# wat kind of parts are good....



## JstyleZ (Sep 16, 2004)

im new with cars....and i got a 05 altima 2.5S....and i need help...can anyone please help me with wat parts are good fo the car....plz

.: EDIT :.
yea i do want to make faster but is it ok on a 4cly?....hopefully it is....and about handle wat is good handle?.....and i def. want it to look nice...thanks alot


----------



## Ruben (Oct 15, 2002)

What do want to do? Make it faster? Handle better?
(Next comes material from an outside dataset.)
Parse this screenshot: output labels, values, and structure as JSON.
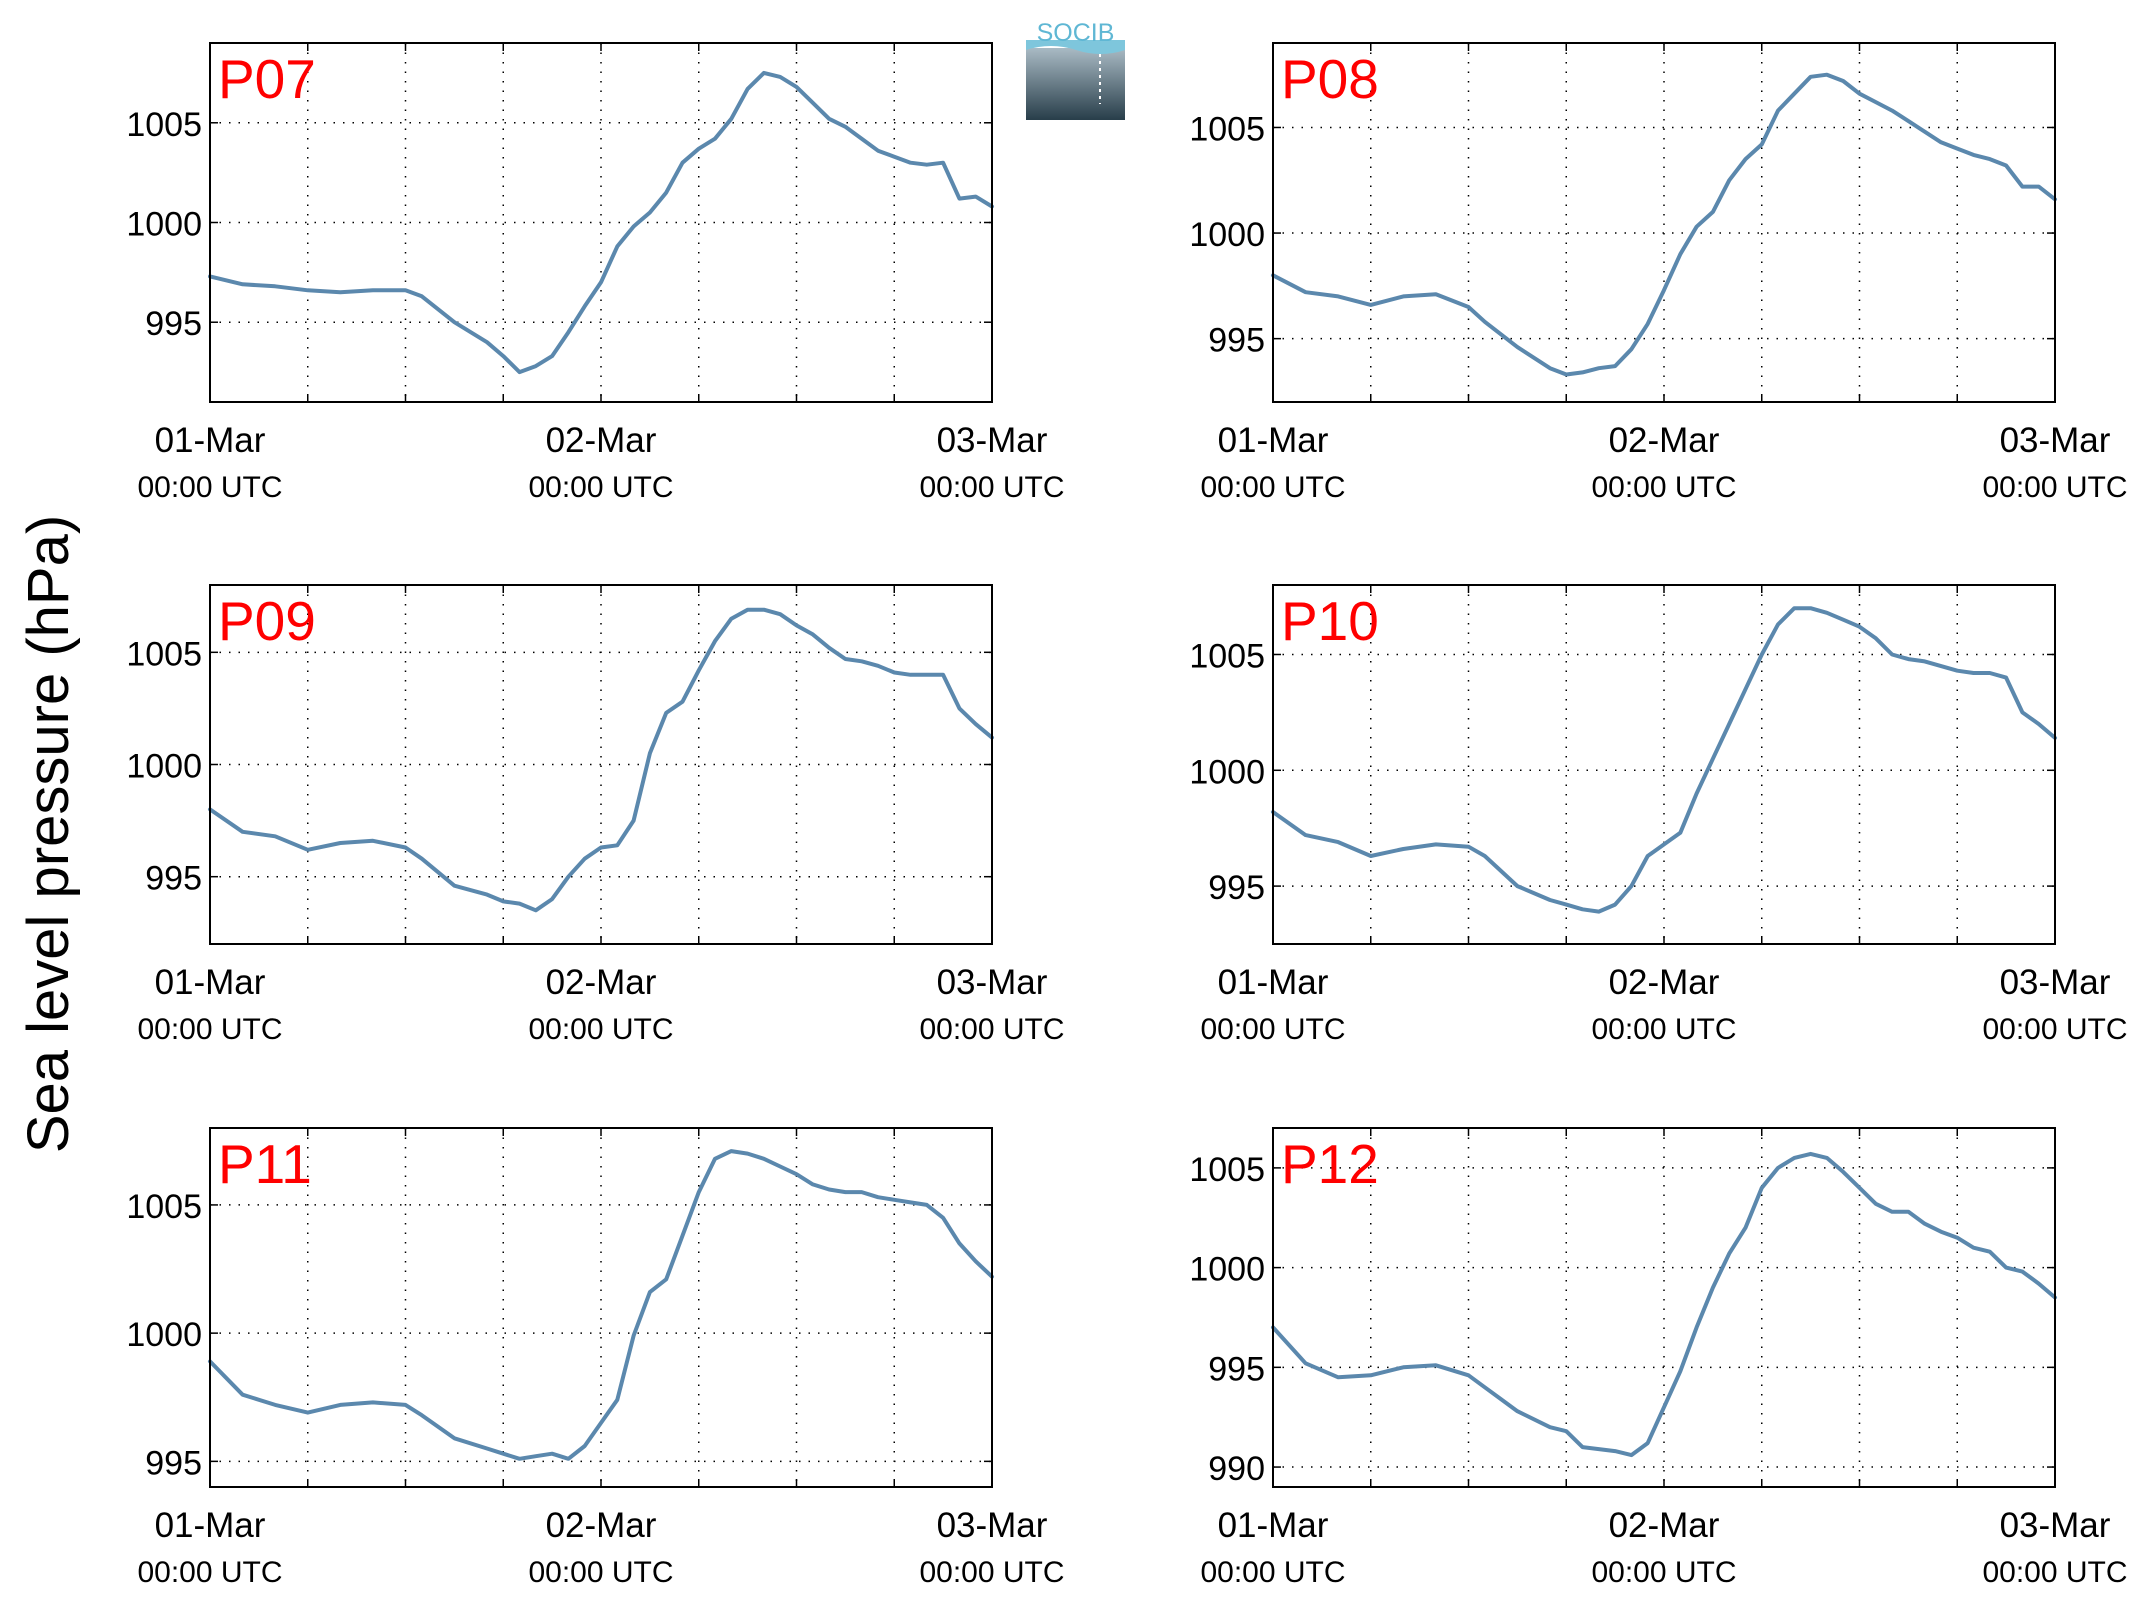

Look Better?

Answers to those questions will help us help you. 

Congrats on the new car!


----------



## [email protected] (Nov 13, 2002)

For handling, check out our new 8-way adjustable rear shocks:

http://www.activetuning.com/products/atpid8

Also, springs, and Stillen's rear sway bar will make a ton of difference.

You can learn a lot here:

http://www.activetuning.com/pat/1

http://www.activetuning.com/pat/3

Hope that helps!


----------



## jayman9207 (Nov 20, 2002)

^^^What he said!!^^^

The AT KYB Shocks are awesome!! Also rims and tires for handeling and looks.

Intake and exhaust would be a good place to start for performance.


----------



## GregV (Apr 30, 2002)

jayman9207 said:


> ^^^What he said!!^^^
> 
> The AT KYB Shocks are awesome!! Also rims and tires for handeling and looks.
> 
> Intake and exhaust would be a good place to start for performance.


Don't forget about the Nismo suspension. It may say 6cyl only, but it also fits the 4 cyl as well. And we have intake and exhaust in stock too.


----------



## Marvin (Oct 16, 2002)

Greg,

Any special pricing coming up on the suspension? GB or otherwise?


----------